Arizona Senate Bill 1271 was signed in to law on April 10, 2019. The Bill amends various parts of Arizona’s Purchaser Dwelling Act.[1] For those who practice in the area of construction law, and particular construction defect litigation, a review of the amendments and new sections is essential as many of the previous parts of the Act have changed. This blog will focus on a limited section of the Act that impacts additional insured coverage.
First and foremost, the Act applies to both contractors as well as design professionals and specifically broadly defines “Architect-Engineer Professional Service Contract” as used within the Act. With respect to contractual indemnification, the Arizona Legislature declared that a contract that “[p]urports to insure, to indemnify or to hold harmless the promisee from or against liability for loss or damage is against public policy of this state and is void only to the extent that it purports to insure, to indemnify or to hold harmless the promisee from or against liability or loss or damage resulting from the negligence of the promise or the promisee’s indemnitees, employees, subcontractors, consultants or agents other than the promisor.” The amendment to the Act, in the context of dwellings, is a change from the existing Arizona Anti-Indemnity Statute that made void indemnity for sole negligence and willful misconduct. The consequence of this modification in the scope of permissible indemnity is that for purposes of this Act, there never is an agreement where the indemnitor will accept the tort liability of the indemnitee. From a coverage perspective, this is significant because none of these indemnity agreements should qualify as an "insured contract" as used in exception f. of the standard CGL exclusion b.
In the context of additional insurance, the amendment to the Act now states that “[a]ny additional insured endorsement furnished pursuant to an agreement or collateral to a construction contract involving a dwelling does not obligate the insurer to indemnify the additional insured for the percentage of fault that is allocated to the additional insured.
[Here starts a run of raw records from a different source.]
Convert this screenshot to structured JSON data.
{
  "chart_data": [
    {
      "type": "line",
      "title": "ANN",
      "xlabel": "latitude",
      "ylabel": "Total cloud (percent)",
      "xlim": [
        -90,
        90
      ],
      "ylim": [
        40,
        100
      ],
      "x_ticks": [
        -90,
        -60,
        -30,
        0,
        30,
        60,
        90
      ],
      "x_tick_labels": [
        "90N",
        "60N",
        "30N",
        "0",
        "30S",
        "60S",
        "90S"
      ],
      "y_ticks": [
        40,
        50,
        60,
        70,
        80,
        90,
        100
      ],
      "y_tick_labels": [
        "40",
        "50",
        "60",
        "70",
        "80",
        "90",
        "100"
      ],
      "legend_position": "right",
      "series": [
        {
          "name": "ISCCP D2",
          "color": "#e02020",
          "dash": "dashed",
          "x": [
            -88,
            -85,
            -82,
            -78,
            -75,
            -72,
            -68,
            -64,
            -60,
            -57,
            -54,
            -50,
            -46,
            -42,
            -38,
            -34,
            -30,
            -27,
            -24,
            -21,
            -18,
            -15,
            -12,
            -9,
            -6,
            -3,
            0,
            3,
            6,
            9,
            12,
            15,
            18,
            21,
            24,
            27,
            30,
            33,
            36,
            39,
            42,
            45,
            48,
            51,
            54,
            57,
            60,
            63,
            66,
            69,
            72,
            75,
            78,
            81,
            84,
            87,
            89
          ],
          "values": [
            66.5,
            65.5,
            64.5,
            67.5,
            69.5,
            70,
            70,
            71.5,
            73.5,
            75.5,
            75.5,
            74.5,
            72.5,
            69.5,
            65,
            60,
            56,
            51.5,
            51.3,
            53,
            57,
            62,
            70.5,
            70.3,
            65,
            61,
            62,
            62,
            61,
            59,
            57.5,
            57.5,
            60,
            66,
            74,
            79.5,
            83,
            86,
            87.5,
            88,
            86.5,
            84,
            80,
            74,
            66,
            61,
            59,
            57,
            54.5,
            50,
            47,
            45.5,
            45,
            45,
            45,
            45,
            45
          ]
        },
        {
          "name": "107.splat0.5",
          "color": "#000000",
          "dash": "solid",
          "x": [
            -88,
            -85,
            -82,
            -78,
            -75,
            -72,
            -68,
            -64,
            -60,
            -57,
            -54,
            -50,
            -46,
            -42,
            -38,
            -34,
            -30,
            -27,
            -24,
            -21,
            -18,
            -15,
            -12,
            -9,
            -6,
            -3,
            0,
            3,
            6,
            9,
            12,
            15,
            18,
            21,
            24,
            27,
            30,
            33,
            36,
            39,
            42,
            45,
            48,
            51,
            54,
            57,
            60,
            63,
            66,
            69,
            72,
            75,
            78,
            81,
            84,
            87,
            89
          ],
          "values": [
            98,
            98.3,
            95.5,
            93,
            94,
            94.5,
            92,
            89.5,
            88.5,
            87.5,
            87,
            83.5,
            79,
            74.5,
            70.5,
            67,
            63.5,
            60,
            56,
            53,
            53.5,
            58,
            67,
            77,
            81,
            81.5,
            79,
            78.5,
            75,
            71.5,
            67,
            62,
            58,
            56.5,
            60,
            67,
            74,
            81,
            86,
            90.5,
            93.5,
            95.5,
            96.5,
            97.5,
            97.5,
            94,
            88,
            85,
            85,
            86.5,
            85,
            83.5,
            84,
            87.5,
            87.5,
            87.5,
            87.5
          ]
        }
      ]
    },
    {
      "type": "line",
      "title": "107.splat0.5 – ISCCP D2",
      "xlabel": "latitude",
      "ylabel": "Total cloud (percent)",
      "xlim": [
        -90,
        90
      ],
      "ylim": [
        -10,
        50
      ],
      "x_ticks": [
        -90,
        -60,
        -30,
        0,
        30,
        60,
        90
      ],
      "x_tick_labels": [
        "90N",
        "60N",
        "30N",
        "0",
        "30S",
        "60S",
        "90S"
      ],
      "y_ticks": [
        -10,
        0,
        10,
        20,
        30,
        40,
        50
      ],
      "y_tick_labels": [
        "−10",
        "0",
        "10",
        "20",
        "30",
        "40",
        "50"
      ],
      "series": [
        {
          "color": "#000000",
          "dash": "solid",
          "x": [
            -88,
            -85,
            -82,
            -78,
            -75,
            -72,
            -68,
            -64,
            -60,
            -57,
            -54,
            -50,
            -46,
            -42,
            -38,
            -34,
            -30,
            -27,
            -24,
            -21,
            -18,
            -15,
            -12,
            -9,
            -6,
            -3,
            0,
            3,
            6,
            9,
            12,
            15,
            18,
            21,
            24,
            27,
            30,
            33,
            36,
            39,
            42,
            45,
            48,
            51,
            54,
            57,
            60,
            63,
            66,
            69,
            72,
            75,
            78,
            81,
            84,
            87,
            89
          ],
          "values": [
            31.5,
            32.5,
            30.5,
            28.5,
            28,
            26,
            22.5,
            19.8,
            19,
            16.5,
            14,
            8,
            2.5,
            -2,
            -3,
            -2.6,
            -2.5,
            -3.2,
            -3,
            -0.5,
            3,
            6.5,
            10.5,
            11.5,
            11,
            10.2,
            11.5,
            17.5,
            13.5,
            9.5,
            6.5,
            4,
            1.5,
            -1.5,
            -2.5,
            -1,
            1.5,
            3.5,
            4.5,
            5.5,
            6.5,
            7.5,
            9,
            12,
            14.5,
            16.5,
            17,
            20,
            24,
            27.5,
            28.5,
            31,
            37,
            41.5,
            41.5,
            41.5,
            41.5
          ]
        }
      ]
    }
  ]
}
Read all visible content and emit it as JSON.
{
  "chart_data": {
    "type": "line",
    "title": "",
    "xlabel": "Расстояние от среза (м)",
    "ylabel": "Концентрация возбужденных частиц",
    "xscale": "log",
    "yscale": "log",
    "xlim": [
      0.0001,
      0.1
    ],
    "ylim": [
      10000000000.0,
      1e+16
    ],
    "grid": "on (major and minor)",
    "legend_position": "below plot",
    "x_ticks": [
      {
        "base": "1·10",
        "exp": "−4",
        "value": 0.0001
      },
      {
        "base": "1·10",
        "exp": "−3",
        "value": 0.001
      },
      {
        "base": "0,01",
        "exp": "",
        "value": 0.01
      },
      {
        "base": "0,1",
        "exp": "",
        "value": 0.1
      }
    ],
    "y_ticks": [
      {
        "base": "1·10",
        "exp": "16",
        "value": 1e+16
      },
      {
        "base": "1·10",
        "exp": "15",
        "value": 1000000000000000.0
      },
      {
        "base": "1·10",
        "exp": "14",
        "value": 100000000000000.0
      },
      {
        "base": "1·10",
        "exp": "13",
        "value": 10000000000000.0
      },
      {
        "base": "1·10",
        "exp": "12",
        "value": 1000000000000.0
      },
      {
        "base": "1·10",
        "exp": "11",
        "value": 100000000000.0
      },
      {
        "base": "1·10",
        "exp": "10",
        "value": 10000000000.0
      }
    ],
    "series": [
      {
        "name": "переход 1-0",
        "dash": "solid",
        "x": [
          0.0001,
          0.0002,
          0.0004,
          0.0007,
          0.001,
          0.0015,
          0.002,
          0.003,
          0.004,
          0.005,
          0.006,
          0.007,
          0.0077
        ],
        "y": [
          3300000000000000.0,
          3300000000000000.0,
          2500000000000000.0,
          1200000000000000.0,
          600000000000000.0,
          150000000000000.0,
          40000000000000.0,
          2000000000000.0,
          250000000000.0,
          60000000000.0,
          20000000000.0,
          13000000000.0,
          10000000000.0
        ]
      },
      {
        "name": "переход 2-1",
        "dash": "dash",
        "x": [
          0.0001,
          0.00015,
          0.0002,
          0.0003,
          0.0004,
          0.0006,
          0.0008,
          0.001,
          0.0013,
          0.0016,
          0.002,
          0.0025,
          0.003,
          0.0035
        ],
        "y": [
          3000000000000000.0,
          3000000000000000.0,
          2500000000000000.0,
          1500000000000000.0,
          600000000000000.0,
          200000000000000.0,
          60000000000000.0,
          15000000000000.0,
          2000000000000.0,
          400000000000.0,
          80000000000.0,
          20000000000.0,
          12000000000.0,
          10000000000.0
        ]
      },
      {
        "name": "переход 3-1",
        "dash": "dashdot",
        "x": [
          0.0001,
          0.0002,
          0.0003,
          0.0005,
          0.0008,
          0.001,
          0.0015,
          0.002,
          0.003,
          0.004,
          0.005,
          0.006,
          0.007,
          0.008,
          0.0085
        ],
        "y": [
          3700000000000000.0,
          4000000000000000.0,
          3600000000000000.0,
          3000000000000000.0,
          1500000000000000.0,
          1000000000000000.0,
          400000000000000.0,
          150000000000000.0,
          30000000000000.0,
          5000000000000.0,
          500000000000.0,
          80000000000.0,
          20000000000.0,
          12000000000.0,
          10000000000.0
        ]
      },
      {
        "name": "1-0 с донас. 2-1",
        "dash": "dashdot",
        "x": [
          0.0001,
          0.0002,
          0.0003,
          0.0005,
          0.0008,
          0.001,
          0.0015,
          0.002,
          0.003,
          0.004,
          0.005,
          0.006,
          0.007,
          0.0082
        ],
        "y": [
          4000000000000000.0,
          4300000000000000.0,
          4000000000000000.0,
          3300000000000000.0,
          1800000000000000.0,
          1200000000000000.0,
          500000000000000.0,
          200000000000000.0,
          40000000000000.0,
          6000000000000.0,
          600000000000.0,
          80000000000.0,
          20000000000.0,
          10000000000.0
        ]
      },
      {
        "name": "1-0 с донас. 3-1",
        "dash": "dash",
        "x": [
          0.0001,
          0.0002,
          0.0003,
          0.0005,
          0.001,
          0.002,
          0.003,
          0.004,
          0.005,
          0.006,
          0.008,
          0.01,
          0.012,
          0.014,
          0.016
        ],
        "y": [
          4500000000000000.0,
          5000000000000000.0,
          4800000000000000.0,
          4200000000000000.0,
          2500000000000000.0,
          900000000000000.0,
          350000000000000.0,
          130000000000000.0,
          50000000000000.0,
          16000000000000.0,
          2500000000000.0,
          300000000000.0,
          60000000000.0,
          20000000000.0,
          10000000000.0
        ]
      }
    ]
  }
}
This subsection does not limit an insurer’s duty to defend an additional insured pursuant to the terms and conditions of an additional insured endorsement.” What is interesting about circumstances where the Act may apply, is that traditional additional insured endorsements offering coverage for damages “arising out of” or “caused in whole or in part”, are now statutorily limited to only providing an additional insured indemnity caused directly by the named insured.
Attorneys practicing either construction law or insurance coverage in Arizona, when confronted with a claim of professional negligence or general liability in the construction setting, should first analyze whether the claim involves a "dwelling" which falls within the Act. Unlike other construction settings such as public or commercial, this Act has serious implications from a procedural standpoint (not discussed in this blog), as well as risk spreading through express indemnity and additional insurance.
[1] Specifically, it amends A.R.S. § 12-1362 and § 12-1363, adding § 12-1364, and modifying Arizona’s existing Anti-Indemnity statute A.R.S. § 32-1159, by adding A.R.S. § 32-1159.01 applied to dwelling construction contracts.